What does this ruling mean
The €4.125 billion fine is the headline, but the real punishment is what the ruling will say about the platform’s default. Google argues that you can always download a different browser, and you can always change your search engine if you really want to.
However, the use response has been consistent if one company controls the people who see it first; that’s enough to shape behaviour and shape behaviour at scale? That’s power, that’s Market power.
This case makes one thing clear: offering an option does not mean offering competition, especially when most users never touch their settings.
Kokott’s recommendation — and history suggests it probably will — establishes a legal precedent: default settings can be anticompetitive, even if alternatives technically exist.
That one idea could ripple through future fights over operating systems, voice assistants, app stores, and not just for Google.
Why Europe keeps going after Google
Europe has been fighting with Google for the past decade. The EU has fined the company for shopping ads for Android dominance in AdSense, totalling more than €8 billion, and that’s before we factor in the upcoming Digital Markets Act enforcement, which could reshape Google’s operations entirely.
However, unlike the U.S., where legal battles often drag on due to technicalities, Brussels frames these cases differently. It’s not just about consumer harm. It’s about structural distortion — when a company becomes the road, the gate, and the destination all at once.
Google has become a foundation that regulates those foundations with the means to confront what gets built on top, including search ads, Maps, shopping, and YouTube.
So, they chose to stop treating platforms like services and start treating them like infrastructure.

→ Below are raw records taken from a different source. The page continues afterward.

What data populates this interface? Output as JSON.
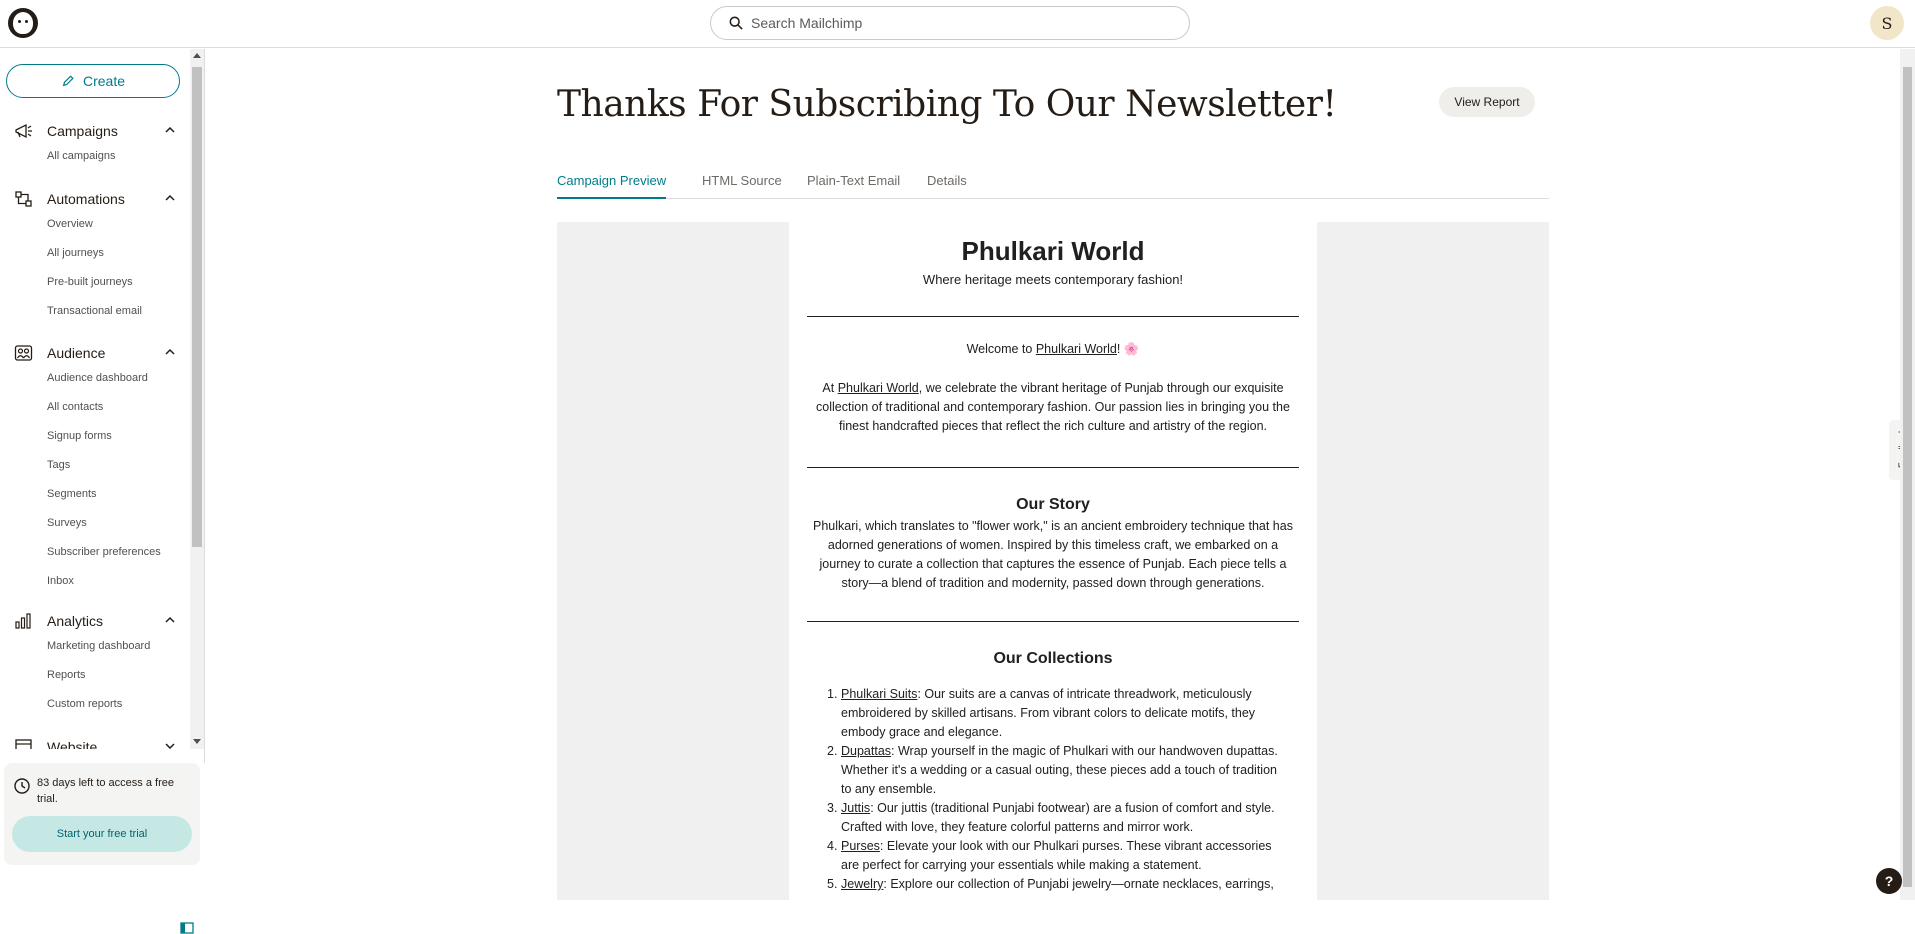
{
  "search": {
    "placeholder": "Search Mailchimp"
  },
  "user": {
    "initial": "S"
  },
  "sidebar": {
    "create_label": "Create",
    "sections": [
      {
        "label": "Campaigns",
        "icon": "megaphone-icon",
        "items": [
          "All campaigns"
        ]
      },
      {
        "label": "Automations",
        "icon": "automation-icon",
        "items": [
          "Overview",
          "All journeys",
          "Pre-built journeys",
          "Transactional email"
        ]
      },
      {
        "label": "Audience",
        "icon": "audience-icon",
        "items": [
          "Audience dashboard",
          "All contacts",
          "Signup forms",
          "Tags",
          "Segments",
          "Surveys",
          "Subscriber preferences",
          "Inbox"
        ]
      },
      {
        "label": "Analytics",
        "icon": "bar-chart-icon",
        "items": [
          "Marketing dashboard",
          "Reports",
          "Custom reports"
        ]
      },
      {
        "label": "Website",
        "icon": "website-icon",
        "items": []
      }
    ],
    "trial_text": "83 days left to access a free trial.",
    "trial_button": "Start your free trial"
  },
  "page": {
    "title": "Thanks For Subscribing To Our Newsletter!",
    "view_report": "View Report",
    "tabs": [
      "Campaign Preview",
      "HTML Source",
      "Plain-Text Email",
      "Details"
    ],
    "active_tab": "Campaign Preview"
  },
  "email": {
    "title": "Phulkari World",
    "tagline": "Where heritage meets contemporary fashion!",
    "welcome_prefix": "Welcome to ",
    "welcome_link": "Phulkari World",
    "welcome_suffix": "! ",
    "welcome_emoji": "🌸",
    "intro_prefix": "At ",
    "intro_link": "Phulkari World",
    "intro_text": ", we celebrate the vibrant heritage of Punjab through our exquisite collection of traditional and contemporary fashion. Our passion lies in bringing you the finest handcrafted pieces that reflect the rich culture and artistry of the region.",
    "story_heading": "Our Story",
    "story_text": "Phulkari, which translates to \"flower work,\" is an ancient embroidery technique that has adorned generations of women. Inspired by this timeless craft, we embarked on a journey to curate a collection that captures the essence of Punjab. Each piece tells a story—a blend of tradition and modernity, passed down through generations.",
    "collections_heading": "Our Collections",
    "collections": [
      {
        "num": "1.",
        "name": "Phulkari Suits",
        "text": ": Our suits are a canvas of intricate threadwork, meticulously embroidered by skilled artisans. From vibrant colors to delicate motifs, they embody grace and elegance."
      },
      {
        "num": "2.",
        "name": "Dupattas",
        "text": ": Wrap yourself in the magic of Phulkari with our handwoven dupattas. Whether it's a wedding or a casual outing, these pieces add a touch of tradition to any ensemble."
      },
      {
        "num": "3.",
        "name": "Juttis",
        "text": ": Our juttis (traditional Punjabi footwear) are a fusion of comfort and style. Crafted with love, they feature colorful patterns and mirror work."
      },
      {
        "num": "4.",
        "name": "Purses",
        "text": ": Elevate your look with our Phulkari purses. These vibrant accessories are perfect for carrying your essentials while making a statement."
      },
      {
        "num": "5.",
        "name": "Jewelry",
        "text": ": Explore our collection of Punjabi jewelry—ornate necklaces, earrings,"
      }
    ]
  },
  "feedback_label": "Feedback",
  "help_label": "?",
  "colors": {
    "accent": "#007c89",
    "trial_button_bg": "#c6e8e4",
    "brand_dark": "#241c15"
  }
}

That’s why this fine matters, and that’s why it’s sticking. Europe isn’t just punishing this abuse; it’s rewriting the blueprint.
The Digital Markets Act
Google awaits its fine ruling under the Digital Markets Act, which was first introduced in March 2022. It will inform how Tech Giants operate companies like Google, Apple, Meta, and Amazon are titled as Gatekeepers, which means they’re now legally required to open doors they’ve spent locking behind them.
For Google, that means offering real browser choice on bundle services and letting the users uninstall defaults, and more than that, it’s to redesign the interfaces that don’t match people back into the company’s ecosystem at every turn.
The €4.125B fine isn’t just a punishment for what Google did in 2018. It’s ammunition for what regulators will do in 2025 and beyond. It sets the tone. It sets boundaries. And most importantly, it sends a message to every gatekeeper on the list: The era of self-policing is over.
What does this really say about power?
Europe builds barriers, while Google builds tools. Somewhere between these two narratives lies where most people live, tapping into applications they didn’t choose, running systems they didn’t configure, and trusting the defaults to be neutral when they are not.
In 2018, Google’s defence was that it gave users everything. Now in 2025, Europe’s position is that it gave them too much and too little at the same time, where there’s too much control, too little competition, too many steps to switch and too few chances to even realise it
The identity behind all this is that the language is about choice, and it’s about what they’re likely to do and who gets to shape the path first, so it’s something bigger, and it cracks the logic that has built its dominance in the first place.